Overview

This is an Ansible Playbook designed for running a Raycrafter Master Server. It installs and configures applications that are needed for production deployments.

It deploys a Django project and sets up Gunicorn and Nginx to serve your site. PostgreSQL is used as database backend for Django. Celery (with RabbitMQ as message broker) for asynchronous task queue/job queue.

GridFTP is used for transferring files to/from the cluster.

On top of that a logging server is deployed. In this case it is Graylog, which depends on Elasticsearch and MongoDB.

Stack:

Tested with OS: Ubuntu 14.04 LTS x64

Architecture

This graph shows the interaction between Master Server and the Cray XC40 'Hornet'.

_images/architecture.png

Django has most of the business logic on the server side. It is served with Gunicorn and Nginx. You can add new jobs or query information via a REST API.

When the user submits a new job to Django, the job is stored in the PostgreSQL database. Because submitting jobs to the cluster takes long, the work is pushed to Celery workers. The workers ssh onto the cluster to submit jobs, or transfer input and output data. GridFTP is a secure, high-performance protocol, which can be used for data transfer. Django uses a message broker (RabbitMQ) to send tasks to Celery. The results of the tasks are stored in the database. The Celery workers have to live on another machine for security reasons.
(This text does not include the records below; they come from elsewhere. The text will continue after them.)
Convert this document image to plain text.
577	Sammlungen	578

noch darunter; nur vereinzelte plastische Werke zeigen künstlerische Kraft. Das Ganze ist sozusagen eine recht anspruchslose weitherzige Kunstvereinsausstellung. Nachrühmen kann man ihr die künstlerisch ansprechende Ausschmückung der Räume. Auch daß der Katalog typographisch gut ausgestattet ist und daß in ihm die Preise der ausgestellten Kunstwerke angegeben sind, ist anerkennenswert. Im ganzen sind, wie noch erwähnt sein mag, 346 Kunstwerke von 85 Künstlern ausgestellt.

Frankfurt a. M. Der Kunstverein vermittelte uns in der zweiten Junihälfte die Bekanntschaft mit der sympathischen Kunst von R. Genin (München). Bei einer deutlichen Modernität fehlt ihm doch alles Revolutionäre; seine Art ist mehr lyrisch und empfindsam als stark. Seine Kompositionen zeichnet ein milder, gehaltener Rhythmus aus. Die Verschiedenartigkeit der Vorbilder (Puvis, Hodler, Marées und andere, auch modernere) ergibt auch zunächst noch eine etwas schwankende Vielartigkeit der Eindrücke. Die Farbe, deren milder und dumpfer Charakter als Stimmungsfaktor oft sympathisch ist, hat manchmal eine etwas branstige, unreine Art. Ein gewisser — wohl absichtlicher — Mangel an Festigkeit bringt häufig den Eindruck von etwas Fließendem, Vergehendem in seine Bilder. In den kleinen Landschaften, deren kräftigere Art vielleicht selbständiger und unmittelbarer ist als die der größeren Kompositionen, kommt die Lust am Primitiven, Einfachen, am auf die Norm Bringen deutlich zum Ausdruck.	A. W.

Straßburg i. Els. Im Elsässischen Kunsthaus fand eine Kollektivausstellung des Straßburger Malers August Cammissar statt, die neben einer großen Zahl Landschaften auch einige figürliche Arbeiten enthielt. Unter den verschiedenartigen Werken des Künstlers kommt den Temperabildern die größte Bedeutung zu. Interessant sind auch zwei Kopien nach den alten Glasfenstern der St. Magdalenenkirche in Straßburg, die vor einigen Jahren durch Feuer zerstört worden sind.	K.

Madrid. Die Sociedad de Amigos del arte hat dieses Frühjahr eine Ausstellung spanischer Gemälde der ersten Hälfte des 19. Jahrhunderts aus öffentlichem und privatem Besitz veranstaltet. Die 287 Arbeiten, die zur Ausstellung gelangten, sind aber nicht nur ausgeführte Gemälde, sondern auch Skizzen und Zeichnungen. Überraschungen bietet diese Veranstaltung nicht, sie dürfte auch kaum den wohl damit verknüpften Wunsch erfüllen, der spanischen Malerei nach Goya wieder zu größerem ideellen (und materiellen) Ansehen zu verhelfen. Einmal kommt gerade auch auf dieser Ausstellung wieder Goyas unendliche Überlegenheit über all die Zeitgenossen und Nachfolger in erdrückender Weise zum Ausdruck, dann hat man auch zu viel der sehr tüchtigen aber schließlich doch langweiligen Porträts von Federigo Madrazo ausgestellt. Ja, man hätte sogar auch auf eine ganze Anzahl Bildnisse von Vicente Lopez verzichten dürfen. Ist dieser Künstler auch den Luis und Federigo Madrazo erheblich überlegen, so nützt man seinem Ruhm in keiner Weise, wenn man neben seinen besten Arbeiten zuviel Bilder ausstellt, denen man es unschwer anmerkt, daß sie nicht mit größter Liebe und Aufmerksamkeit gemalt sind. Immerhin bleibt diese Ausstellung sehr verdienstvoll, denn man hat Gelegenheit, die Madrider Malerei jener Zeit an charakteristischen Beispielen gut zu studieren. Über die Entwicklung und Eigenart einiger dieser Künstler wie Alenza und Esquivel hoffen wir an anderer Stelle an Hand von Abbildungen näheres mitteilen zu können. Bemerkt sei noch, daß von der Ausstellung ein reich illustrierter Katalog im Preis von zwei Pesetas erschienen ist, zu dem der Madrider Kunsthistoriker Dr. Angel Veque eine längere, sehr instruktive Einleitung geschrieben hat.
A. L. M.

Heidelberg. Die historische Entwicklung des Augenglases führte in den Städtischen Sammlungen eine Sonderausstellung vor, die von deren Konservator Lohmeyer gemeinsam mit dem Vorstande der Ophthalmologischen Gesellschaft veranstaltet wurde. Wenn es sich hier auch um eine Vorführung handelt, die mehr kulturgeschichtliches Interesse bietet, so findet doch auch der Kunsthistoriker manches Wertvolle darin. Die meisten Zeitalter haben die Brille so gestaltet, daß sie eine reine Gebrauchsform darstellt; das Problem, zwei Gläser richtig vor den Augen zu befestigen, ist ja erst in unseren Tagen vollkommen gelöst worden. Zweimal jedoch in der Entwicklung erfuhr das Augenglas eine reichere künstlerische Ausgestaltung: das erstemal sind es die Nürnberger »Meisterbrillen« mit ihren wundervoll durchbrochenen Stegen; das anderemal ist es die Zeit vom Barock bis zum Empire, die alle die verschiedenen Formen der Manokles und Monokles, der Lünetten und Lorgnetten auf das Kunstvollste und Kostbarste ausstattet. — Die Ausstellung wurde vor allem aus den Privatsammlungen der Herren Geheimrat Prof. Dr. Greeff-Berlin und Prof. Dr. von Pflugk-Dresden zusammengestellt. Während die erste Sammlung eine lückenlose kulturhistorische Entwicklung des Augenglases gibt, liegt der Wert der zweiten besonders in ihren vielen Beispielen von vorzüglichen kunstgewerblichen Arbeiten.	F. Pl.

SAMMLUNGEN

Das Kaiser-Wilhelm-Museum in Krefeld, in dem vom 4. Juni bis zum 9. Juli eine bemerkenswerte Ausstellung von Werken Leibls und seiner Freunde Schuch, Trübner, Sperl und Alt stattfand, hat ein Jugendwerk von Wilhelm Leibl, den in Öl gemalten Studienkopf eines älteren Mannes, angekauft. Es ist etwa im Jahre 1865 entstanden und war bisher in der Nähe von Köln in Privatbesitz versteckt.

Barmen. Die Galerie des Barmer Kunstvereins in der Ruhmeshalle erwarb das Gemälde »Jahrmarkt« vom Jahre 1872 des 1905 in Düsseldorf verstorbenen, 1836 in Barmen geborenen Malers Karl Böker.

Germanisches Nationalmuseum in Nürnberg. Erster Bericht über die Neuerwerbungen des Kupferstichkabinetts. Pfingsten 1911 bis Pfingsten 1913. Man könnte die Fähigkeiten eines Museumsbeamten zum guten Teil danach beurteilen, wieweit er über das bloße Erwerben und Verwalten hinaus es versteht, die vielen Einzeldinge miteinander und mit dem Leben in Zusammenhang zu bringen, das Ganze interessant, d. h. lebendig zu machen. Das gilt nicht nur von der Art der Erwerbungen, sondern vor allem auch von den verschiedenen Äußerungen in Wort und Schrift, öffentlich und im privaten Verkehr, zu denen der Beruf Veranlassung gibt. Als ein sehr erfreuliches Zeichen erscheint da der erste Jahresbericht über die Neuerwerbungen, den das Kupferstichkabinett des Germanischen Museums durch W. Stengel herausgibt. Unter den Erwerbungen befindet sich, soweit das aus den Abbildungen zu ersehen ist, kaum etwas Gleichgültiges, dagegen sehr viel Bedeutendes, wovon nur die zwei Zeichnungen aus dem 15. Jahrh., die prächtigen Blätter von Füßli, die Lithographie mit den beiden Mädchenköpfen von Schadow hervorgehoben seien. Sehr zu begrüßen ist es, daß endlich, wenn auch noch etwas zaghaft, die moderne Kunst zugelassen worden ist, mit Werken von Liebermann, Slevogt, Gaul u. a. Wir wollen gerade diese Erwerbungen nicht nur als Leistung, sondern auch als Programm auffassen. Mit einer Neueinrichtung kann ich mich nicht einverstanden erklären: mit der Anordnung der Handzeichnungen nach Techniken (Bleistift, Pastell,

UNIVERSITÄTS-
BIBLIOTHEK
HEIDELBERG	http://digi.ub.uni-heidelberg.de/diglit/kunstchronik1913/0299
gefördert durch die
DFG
According to the security guidelines of the HLRS, an external server cannot have ssh access (see “Richtlinien zur Anbindung externer Server 3.0 HWW und SICOS Version 1.0 vom 19.11.2013”).

Submitting a job to the cluster works by logging onto the cluster via ssh and executing the qsub command. The job stays in a Queue until a MOM node processess it. aprun executes a programm on the compute nodes.

On the compute nodes, a Python client is started. The client asks Django what job it should render and then executes the renderer. The output of the renderer can be transfered back by Celery workers.

All logs are aggregated by a Graylog server. The Python client on the cluster inspects the logs of the renderer and sends them back. Graylog also has a web interface, where you can create metrics and dashboards to quickly inspect the status of the jobs and servers. Logs are processed and indexed by Elasticsearch. MongoDB is used for some metadata by Graylog.

Note

The HLRS does not allow external servers with UDP connections. Logs have to be sent via TCP.

Usage in Production

There are some important things to note and do before using this project in production. The current development status is more of a proove of concept.

Security

The current setup is insecure! I’m not a security expert. Let a professional check your setup. Submit improvements via pull requests or issues for extra kudos.

Some hints for where to look:

  • All default passwords and keys should be changed and encrypted!
  • Make sure that your firewall limits access. Especially to your logging inputs! There is no authentication for these inputs right now.
  • Check Nginx ssl settings. Use TLS and strong cipher suites.
  • Check that no unnecessary ports are available to the public.
  • Use encryption for all communications with the outside world. For now Graylog UDP inputs are not encrypted!
  • Check how your passwords are stored in Django and in the Graylog database. Use strong salt and slow hash algorithms.

Performance

The server might get very slow. A lot of the software is meant be used in distributed systems. A single machine might not be able to handle the workload. Especially the logging server might need a lot of conifguration and might need to be distributed.

Nginx and Gunicorn settings are important for the performance of the website and REST API. The default settings are not optimal.

Check the Celery worker amount and settings. You might need more of them.

Reliability

Some services are not yet monitored by Supervisor. Also you can configure more programms to log to the logging server.